敏腕パイロットは契約妻を一途に愛しすぎている
すれ違う人たちの視線が匡くんを追い掛けて、やがてその視線は彼が向かっている方向である私と兄に注がれる。
兄のせいで注目の的になってしまった。恥ずかしい。
「どうしてお前たちがここにいるんだ」
目の前で歩みを止めた匡くんが不思議そうな表情を浮かべて私と兄を交互に見る。
きっちりと制帽まで被る彼がふと知らない人のように見えて、匡くんって本当にパイロットなんだなぁとそんな今さらな感想を抱いてしまう。
ぼんやりとしている私よりも先に口を開いたのは兄だ。
「これから出張なんだけどパスポート忘れちゃって。たまたまうちに遊びに来ていた杏に届けてもらったんだよ。な、杏」
同意を求められたのでうんと頷いた。匡くんが呆れたように深いため息をこぼす。
「慎一。お前、俺の奥さんに忘れ物届けさせるなよ」
俺の奥さん……。
匡くんから自然に飛び出てきた言葉にドキッとして体が強張る。
そうだよね、私は匡くんの奥さんなんだ。そう思ったら照れてしまい、頬がぽっと赤く染まる気がした。

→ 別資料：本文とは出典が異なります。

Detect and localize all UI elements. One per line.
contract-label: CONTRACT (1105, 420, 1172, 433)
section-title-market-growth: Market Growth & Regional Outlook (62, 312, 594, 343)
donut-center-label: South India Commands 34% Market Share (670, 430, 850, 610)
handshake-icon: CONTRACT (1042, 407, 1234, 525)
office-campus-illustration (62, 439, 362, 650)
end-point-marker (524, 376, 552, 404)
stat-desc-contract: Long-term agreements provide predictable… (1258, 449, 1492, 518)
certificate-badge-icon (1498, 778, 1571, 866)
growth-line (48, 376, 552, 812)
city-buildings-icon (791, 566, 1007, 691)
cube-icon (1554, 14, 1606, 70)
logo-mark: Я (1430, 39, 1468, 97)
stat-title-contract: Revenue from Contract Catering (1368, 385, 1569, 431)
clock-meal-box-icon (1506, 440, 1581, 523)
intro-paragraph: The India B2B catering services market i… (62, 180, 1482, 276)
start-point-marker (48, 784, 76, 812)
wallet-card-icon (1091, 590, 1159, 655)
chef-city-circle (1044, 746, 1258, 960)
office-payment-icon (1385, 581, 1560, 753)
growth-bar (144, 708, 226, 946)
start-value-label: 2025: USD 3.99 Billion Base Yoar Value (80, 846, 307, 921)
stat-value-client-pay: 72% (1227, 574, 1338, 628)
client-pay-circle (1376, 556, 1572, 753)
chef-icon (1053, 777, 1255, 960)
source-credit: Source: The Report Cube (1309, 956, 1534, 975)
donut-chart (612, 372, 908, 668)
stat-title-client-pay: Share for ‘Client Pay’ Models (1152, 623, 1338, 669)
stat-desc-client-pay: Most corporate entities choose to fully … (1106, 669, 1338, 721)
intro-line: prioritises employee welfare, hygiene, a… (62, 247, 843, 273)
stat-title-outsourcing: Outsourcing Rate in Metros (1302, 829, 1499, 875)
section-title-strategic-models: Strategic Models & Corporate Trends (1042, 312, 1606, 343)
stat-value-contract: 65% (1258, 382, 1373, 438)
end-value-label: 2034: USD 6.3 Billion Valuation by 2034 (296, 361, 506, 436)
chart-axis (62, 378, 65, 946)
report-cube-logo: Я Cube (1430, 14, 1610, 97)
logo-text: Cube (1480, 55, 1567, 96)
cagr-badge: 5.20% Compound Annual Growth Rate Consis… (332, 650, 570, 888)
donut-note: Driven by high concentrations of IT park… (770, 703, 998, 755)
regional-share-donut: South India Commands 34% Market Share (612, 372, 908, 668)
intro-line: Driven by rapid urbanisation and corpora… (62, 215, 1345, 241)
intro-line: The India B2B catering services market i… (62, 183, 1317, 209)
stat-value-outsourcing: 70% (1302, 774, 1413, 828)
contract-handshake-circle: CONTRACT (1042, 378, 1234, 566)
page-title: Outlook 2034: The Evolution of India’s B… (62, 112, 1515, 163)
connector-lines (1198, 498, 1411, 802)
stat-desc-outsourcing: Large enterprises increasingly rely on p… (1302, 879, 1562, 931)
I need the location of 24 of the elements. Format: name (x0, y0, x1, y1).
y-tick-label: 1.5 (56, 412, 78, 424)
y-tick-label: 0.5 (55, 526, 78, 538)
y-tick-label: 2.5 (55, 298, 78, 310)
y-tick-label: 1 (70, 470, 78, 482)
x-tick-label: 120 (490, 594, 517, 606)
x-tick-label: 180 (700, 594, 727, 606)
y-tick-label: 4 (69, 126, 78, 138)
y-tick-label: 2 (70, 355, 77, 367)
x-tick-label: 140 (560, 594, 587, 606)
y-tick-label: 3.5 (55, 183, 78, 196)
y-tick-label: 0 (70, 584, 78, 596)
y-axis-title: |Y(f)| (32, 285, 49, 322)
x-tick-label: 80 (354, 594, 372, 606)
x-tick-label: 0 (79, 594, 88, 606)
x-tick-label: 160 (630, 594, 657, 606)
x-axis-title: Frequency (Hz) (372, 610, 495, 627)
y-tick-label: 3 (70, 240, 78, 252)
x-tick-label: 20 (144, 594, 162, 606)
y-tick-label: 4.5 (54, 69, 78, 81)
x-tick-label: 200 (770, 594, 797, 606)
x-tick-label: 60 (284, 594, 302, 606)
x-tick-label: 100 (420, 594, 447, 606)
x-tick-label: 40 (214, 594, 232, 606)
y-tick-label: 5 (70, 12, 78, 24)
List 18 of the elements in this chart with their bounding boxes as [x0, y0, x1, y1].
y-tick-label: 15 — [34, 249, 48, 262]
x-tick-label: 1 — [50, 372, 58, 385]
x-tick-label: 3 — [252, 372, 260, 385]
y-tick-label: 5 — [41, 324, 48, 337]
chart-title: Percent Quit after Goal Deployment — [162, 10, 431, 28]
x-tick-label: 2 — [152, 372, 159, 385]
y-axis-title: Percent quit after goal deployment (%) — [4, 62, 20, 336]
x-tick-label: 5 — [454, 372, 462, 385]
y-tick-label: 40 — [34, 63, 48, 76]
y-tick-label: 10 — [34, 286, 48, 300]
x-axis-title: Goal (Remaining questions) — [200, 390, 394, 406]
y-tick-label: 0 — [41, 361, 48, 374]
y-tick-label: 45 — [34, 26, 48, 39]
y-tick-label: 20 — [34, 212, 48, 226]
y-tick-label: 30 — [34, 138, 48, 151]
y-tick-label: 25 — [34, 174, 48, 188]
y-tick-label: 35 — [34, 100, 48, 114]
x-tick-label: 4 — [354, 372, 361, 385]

一方で兄がにやにやとした笑みを浮かべながら「奥さんねぇ」と、なにやら意味ありげに呟いている。匡くんが眉間に皺を寄せた。
「なんだその顔は」
「いや、別になんでも。ただ、匡のなが~い片想いが実ってよかったなって思ってさ。もう叶わない恋のはずだったのにな」
よかった、よかった、と兄が匡くんの背中をぽんぽんと叩き、「やめろ」と匡くんがその手を振り払う。
長い片想い……。
匡くんはそんなに前から私のことを好きでいてくれたの?
そしてあの口振りだと兄はもしかして匡くんの気持ちを知っていたのかもしれない。